Tuesday, February 7, 2017

Thrown completely off balance.

I have mentioned before the need to integrate health care so that mental illnesses and physical illnesses are treated equally and together. But beyond that, we also need to acknowledge that even the simplest physical problems can throw a person with a mental illness toward a breakdown or psychosis.

I have been recovering from major surgery and I have been very proud of myself that I haven't had a major breakdown despite the pain and medication problems. One trick was that I was able to stay on my medication and meal schedule, which helped keep me on an even keel.

Well, now I am attempting to recover from the flu and all bets are off. Most people with the flu worry about secondary infections and spreading it to their kids. For me, the flu turns into a full blown war zone with my own body. Forget secondary infections, I have to deal with my own immune system going completely haywire. My sinuses run light a water tap and drain into my lungs, making me cough. The coughing fit will turn into gagging because of the mucus at the back of my throat and my super-sensitive gag reflex will turn it into retching and then full-on vomiting. It gets worse when I try to lay down, so my sleep is severely disrupted. My autoimmune circulatory problems mean I will be running a fever, but my hands and feet will be so cold they are turning blue. My body tries to even things out, and I will swap from shivering to sweating in 10-minute cycles. And then there is the urticaria. The overheated skin triggers my immune system to attack itself in my skin and I break out in itchy welts that just radiate heat. Benedryl and other antihistamines do nothing and hydrocortisone cream can only do so much.

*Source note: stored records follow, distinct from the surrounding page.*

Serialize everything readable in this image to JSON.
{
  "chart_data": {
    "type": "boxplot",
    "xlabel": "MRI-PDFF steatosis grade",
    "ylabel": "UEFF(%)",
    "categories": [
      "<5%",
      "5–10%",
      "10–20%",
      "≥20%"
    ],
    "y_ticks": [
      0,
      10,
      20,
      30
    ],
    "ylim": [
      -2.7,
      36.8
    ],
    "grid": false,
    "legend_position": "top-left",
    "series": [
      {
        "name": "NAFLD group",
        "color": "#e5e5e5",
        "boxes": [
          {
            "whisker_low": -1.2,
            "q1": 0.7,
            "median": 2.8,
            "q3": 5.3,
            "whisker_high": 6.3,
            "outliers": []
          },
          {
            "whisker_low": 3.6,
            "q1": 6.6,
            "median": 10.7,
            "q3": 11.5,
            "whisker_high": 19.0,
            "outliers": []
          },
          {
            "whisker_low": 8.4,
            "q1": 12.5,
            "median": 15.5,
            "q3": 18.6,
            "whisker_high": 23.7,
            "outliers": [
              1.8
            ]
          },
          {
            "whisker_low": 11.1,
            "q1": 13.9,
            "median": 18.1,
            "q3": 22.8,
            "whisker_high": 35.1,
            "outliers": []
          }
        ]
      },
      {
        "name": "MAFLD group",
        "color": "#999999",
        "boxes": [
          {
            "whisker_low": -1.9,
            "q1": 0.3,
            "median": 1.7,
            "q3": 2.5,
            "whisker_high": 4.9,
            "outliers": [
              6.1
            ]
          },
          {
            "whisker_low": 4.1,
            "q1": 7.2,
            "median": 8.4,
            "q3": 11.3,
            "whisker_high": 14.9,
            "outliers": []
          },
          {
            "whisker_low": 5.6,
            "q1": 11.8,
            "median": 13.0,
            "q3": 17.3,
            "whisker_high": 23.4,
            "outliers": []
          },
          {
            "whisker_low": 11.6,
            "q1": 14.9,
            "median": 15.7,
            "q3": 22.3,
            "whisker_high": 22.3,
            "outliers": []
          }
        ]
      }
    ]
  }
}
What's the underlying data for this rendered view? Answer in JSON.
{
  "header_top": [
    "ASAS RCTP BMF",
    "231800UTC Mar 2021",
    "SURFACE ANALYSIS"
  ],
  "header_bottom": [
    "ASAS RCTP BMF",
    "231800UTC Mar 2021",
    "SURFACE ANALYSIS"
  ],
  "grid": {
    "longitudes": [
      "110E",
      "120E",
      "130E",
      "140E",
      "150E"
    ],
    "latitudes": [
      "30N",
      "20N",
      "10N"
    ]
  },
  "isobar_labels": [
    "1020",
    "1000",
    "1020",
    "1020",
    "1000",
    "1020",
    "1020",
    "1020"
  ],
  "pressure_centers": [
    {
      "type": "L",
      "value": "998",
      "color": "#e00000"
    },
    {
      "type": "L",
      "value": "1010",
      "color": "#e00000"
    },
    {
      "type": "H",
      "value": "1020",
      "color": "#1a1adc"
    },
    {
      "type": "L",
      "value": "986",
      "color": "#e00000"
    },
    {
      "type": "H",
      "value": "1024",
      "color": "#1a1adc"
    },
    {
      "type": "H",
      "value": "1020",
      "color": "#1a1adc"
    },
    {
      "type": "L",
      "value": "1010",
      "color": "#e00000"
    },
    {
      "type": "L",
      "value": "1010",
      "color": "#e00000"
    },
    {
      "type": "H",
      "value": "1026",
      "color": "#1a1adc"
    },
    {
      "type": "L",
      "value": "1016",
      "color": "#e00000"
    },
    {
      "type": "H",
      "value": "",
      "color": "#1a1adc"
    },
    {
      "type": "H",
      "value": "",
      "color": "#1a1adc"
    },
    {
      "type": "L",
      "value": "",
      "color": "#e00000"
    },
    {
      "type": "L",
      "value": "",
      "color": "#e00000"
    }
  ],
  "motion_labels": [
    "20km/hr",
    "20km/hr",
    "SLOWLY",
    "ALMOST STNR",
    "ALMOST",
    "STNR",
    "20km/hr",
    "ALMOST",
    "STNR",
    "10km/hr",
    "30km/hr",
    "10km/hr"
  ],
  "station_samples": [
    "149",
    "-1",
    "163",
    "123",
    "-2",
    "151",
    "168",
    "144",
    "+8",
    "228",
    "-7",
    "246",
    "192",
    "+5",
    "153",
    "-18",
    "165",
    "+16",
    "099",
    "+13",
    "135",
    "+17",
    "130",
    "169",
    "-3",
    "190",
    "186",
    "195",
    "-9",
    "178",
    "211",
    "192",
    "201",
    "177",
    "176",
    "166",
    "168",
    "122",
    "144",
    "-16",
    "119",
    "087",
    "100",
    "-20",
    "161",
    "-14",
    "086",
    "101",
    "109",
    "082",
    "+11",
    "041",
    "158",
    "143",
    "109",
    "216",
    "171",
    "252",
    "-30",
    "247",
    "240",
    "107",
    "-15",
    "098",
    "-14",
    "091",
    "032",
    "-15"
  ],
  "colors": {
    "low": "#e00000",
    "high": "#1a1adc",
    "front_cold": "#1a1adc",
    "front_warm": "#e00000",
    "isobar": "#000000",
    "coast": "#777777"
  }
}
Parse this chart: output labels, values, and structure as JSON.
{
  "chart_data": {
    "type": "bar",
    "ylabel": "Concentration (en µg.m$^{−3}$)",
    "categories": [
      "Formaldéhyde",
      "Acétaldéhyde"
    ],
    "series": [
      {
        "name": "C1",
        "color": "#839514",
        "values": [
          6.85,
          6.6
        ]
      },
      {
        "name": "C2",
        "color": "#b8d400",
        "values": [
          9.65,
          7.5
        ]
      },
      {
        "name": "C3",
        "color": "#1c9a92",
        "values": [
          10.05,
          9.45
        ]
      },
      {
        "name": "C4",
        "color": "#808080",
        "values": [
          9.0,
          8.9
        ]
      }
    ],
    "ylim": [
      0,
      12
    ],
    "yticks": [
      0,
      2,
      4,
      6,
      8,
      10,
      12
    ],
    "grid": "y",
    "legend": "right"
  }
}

Last night it hit the tipping point and I held on literally by my fingernails. I had been vomiting for 3 days and so the ingestion of my meds was iffy. As a result, I could feel myself getting shaky, physically and mentally. I was dizzy and sick from not being able to keep food down and my skin was so itchy and on fire I was starting to fall into the delusion of having worms under my skin. Yes, this is the fun delusion that landed me in the hospital 3 years ago. I started sobbing, but that made me start coughing again and I sat dry heaving over a wastebasket for I don't know how long.

I was losing it and I know it. I tried some steady breathing and just tried to keep everything calm. I had already pulled out all my eyelashes and I have no hair to pull so I had to outlet for the pain. Skin gouging was only making it worse because of the urticaria. Finally, after scratching one spot so hard it bled, I got my nail clippers and file and very slowly, carefully, and deliberately cut all my fingernails as short as possible. Then with the same deliberation I filed them smooth. I think it took me almost an hour, and it gave me something to focus on that was actually kind of helpful.

I still can't help scratching at the welts on my skin, but with no sharp nails it bruises instead of cuts. I threw up my breakfast this morning, but so far I have kept my dinner in place. Gatorade is helping with the dizziness. I am still sick and miserable and really close to going completely psychotic - all from a virus. I am taking it moment by moment. And I am praying I can sleep tonight.